Until today, I have worn my Confederate heritage as a badge of honor. I am NOT a racist, though I admit I have been more tolerant of racists in my lifetime than I am proud to admit. But what would Papa say about all of this? About flying the Confederate Flag at the South Carolina State House? About defining myself as a daughter of the Confederacy? I can’t help but think he would be hurt and disappointed. He didn’t take me to Robert Haywood Lewis’s grave because he was a Confederate, he took me there because he was family. But why would this proud son of Virginia refuse to glorify his southern heritage? Because it did not define his experience.
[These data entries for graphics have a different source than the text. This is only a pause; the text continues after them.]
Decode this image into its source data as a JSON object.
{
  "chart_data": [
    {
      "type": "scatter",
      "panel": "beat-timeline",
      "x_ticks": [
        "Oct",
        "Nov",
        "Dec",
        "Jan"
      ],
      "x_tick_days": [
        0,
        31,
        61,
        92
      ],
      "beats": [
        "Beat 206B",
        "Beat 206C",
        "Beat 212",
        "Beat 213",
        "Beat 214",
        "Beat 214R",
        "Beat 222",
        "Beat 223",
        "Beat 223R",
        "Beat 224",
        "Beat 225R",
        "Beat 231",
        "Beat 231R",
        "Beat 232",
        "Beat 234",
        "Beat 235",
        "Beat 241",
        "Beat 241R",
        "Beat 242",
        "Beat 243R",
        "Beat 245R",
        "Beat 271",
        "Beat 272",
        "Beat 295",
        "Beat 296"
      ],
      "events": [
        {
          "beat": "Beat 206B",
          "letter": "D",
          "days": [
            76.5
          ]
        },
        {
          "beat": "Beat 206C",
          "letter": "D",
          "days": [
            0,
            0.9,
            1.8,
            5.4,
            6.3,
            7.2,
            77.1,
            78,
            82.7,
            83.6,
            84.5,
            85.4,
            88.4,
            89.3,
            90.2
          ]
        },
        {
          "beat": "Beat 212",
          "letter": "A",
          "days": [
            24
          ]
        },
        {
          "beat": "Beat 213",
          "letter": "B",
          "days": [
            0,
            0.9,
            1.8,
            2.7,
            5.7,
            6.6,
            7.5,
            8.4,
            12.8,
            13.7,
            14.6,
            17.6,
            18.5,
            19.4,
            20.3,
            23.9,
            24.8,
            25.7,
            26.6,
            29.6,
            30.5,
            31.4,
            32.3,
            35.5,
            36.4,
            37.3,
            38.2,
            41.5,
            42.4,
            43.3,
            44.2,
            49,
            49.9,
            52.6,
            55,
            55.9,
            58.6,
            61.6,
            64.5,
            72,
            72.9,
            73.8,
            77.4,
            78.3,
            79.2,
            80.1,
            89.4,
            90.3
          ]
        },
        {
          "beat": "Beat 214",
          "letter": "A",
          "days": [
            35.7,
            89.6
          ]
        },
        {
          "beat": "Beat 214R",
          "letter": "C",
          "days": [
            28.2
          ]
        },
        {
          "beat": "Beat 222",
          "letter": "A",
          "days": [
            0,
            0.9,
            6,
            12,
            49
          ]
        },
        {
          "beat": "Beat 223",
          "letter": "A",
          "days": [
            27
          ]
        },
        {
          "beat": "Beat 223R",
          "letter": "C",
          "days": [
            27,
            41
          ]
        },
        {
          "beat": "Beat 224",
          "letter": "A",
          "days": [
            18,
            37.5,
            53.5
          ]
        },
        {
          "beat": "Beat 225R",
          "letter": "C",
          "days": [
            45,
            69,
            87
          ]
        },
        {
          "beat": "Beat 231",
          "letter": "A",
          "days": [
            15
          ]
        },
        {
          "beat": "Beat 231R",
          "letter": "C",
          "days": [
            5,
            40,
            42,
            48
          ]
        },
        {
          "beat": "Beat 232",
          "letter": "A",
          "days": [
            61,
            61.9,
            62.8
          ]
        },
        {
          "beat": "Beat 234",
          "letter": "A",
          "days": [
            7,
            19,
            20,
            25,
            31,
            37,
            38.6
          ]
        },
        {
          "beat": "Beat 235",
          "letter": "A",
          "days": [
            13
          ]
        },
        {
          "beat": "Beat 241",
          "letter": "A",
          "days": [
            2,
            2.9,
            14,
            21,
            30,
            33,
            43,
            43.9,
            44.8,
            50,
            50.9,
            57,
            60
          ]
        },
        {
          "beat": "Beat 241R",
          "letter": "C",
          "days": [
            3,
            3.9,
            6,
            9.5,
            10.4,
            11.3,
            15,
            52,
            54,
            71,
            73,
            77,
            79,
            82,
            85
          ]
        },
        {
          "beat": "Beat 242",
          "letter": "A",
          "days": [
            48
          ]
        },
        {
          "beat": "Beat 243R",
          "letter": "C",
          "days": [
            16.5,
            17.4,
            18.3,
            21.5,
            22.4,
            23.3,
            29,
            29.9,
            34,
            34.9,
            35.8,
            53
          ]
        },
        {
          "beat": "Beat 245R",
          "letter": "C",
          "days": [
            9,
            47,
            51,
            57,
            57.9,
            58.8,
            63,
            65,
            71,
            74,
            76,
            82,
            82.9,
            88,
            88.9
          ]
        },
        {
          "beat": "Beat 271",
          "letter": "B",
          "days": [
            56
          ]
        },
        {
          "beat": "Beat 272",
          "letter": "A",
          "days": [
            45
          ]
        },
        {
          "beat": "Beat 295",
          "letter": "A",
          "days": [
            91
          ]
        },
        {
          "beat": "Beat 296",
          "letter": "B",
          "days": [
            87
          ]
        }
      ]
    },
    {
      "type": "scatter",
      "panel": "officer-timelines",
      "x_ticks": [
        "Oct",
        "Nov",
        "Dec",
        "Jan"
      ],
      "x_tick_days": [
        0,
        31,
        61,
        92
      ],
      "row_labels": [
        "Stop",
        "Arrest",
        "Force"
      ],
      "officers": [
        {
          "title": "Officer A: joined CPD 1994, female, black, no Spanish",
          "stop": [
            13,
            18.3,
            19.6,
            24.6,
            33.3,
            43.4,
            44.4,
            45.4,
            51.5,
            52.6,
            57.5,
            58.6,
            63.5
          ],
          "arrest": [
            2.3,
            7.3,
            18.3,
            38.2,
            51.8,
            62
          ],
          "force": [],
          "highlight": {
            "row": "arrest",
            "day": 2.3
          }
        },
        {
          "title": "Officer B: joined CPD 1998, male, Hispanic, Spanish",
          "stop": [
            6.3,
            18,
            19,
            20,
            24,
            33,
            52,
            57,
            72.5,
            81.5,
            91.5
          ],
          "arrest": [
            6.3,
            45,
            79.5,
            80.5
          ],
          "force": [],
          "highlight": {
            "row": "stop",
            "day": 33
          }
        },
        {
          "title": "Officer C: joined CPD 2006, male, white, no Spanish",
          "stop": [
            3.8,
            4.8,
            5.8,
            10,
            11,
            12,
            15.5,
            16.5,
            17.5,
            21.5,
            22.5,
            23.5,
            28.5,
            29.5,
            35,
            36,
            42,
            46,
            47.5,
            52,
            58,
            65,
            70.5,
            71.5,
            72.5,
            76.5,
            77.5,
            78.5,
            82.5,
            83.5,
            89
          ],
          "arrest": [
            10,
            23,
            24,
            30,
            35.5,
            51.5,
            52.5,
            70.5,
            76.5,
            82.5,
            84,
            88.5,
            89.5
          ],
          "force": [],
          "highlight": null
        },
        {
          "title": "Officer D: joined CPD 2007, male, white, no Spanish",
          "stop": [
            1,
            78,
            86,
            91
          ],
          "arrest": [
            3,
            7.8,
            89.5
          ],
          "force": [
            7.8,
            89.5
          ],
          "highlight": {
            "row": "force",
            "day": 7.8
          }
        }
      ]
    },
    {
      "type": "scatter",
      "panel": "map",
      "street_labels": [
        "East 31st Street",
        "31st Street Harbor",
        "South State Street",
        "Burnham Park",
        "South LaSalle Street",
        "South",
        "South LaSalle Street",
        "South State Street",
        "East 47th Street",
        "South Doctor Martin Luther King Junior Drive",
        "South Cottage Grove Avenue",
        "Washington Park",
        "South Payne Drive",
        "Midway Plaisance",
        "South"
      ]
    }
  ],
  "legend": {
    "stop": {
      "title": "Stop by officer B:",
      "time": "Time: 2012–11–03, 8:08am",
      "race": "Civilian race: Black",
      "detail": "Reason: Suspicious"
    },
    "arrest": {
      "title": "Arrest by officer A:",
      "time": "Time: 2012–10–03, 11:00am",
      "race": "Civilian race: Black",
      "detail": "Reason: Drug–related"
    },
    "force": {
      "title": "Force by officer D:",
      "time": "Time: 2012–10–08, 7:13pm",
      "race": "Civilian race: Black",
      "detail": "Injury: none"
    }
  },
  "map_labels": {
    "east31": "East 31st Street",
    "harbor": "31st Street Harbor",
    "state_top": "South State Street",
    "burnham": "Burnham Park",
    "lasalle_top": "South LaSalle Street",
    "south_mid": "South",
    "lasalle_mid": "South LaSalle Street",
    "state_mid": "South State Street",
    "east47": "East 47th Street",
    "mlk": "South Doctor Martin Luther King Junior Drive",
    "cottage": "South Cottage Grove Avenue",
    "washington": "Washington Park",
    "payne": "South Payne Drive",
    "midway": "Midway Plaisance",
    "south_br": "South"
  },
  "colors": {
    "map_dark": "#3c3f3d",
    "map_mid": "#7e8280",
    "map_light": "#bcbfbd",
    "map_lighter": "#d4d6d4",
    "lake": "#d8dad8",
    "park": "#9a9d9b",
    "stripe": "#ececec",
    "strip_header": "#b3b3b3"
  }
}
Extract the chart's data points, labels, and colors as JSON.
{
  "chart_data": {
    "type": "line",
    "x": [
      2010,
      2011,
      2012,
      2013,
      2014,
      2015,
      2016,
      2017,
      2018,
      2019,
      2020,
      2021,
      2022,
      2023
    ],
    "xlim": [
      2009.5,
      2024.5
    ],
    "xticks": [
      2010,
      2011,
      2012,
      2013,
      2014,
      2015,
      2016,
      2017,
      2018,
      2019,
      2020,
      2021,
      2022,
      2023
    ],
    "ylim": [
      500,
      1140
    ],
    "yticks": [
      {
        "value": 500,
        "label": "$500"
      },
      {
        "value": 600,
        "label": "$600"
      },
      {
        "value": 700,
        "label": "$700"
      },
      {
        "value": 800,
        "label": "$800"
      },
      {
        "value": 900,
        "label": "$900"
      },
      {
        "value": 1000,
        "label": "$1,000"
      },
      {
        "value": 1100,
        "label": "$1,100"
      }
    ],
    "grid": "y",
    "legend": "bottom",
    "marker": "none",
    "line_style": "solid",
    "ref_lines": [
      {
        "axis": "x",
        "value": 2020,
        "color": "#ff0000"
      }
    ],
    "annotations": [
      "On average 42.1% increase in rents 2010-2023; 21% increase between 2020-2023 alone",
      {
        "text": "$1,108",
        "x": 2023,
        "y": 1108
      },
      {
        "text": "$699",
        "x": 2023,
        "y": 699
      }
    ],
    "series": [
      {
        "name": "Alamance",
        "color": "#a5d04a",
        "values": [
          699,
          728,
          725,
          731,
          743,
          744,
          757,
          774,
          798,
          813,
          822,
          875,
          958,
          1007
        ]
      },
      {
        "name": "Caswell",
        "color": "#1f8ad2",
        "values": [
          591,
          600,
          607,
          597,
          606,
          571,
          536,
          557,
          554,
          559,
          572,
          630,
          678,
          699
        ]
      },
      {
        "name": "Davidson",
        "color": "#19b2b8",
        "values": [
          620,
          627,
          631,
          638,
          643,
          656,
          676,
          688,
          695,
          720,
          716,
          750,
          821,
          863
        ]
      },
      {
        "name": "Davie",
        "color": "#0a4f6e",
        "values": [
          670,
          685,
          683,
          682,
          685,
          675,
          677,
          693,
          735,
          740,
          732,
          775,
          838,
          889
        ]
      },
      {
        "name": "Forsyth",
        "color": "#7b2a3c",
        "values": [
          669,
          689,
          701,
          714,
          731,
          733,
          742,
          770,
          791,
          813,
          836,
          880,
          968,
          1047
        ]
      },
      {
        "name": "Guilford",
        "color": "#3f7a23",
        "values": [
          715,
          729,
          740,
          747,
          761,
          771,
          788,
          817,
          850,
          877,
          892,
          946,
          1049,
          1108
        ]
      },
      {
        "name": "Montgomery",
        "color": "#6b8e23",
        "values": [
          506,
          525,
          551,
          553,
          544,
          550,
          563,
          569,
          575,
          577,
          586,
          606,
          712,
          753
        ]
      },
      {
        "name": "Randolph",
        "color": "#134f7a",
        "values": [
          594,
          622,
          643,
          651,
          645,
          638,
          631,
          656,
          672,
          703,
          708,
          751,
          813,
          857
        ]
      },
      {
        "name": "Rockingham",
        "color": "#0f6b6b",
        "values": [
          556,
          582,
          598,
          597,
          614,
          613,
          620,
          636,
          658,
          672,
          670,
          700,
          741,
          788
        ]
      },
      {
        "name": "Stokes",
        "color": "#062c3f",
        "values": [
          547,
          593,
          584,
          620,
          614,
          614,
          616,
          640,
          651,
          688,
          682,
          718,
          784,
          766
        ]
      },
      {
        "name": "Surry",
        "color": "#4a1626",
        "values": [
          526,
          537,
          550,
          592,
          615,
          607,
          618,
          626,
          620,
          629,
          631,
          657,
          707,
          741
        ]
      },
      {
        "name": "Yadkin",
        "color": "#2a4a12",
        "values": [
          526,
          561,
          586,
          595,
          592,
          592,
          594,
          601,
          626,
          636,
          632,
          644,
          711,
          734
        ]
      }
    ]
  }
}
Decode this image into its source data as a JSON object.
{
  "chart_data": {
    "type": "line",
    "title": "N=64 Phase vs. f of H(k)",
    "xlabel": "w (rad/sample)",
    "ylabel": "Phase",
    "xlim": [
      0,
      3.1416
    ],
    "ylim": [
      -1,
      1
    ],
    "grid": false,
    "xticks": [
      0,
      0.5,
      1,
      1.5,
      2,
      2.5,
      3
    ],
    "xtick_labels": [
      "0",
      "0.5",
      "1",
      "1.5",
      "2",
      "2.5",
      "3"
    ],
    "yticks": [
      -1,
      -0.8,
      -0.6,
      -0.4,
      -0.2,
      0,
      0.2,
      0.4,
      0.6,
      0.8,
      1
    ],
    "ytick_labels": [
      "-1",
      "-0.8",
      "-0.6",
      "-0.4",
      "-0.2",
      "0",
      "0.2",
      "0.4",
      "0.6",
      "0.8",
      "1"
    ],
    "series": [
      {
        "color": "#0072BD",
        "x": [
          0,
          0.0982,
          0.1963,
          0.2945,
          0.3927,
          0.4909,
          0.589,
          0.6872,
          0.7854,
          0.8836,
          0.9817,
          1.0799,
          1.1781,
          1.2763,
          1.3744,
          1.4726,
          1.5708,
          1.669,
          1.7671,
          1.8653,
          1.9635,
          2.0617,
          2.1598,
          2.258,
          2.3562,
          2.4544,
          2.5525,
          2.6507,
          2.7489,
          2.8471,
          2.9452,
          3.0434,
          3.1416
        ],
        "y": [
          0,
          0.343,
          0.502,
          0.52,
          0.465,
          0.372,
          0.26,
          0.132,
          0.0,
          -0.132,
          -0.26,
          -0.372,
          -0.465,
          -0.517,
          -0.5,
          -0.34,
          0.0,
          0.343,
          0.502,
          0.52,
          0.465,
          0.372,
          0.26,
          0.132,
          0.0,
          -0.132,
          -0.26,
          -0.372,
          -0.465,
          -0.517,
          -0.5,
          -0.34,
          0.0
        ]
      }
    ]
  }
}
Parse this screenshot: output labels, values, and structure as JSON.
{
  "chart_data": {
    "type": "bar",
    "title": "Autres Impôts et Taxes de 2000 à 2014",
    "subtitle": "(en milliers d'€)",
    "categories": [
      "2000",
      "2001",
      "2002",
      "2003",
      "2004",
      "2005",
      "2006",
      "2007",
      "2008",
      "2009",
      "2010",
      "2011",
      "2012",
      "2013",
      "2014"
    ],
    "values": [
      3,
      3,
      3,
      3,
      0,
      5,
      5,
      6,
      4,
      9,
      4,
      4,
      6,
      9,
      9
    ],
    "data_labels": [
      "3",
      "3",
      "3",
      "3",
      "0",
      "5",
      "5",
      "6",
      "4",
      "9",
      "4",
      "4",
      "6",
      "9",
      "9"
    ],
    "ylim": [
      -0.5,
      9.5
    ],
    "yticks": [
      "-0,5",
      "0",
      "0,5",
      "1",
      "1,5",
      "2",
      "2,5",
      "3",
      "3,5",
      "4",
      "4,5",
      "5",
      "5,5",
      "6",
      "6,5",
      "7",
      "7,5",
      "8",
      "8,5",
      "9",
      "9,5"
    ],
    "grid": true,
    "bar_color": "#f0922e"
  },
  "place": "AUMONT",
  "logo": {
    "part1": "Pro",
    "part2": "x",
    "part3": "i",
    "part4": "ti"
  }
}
That was defined by the long-lingering effects of reconstruction in the rural south, by the Great Depression, by World War I, by World War II, and his own rise to success in a textile mill—where people were just people.
I never heard Papa say a disparaging word about another soul until I asked him about the KKK. I had gone to boarding school in Connecticut and, suffice it to say, the history of America in the 19th century taught there was a bit different than what I had learned at home in South Carolina. While I was there, Papa would send me care packages consisting of Moon Pies and R.C. Cola to ensure I didn’t lose my southern soul, but when I innocently asked Papa if he had known anyone in the KKK, he quickly retorted, “those people are trash.” He was a gentleman and I know now that I had insulted him by even asking the question. But he was right, there is no lower form of being human than a racist.
I will no longer show pride in Confederate service of those on my family tree — not because I am not proud of them for doing what they thought was right in a time that I will never be able to fully comprehend — but because I don’t want anyone to ever misinterpret my love of family, my love of the south, my desire to be a “bin-yah” for anything remotely associated with racism or hate. I will disassociate myself from the Confederate flag that has come to symbolize something horrible and hurtful. Instead, I will better document my ancestors who helped bring independence to America and to show my southern pride, I will fly the Liberty banner of Col. Moultrie, a banner that better represents the whole of my community, including my brothers and sisters at Mother Emanuel.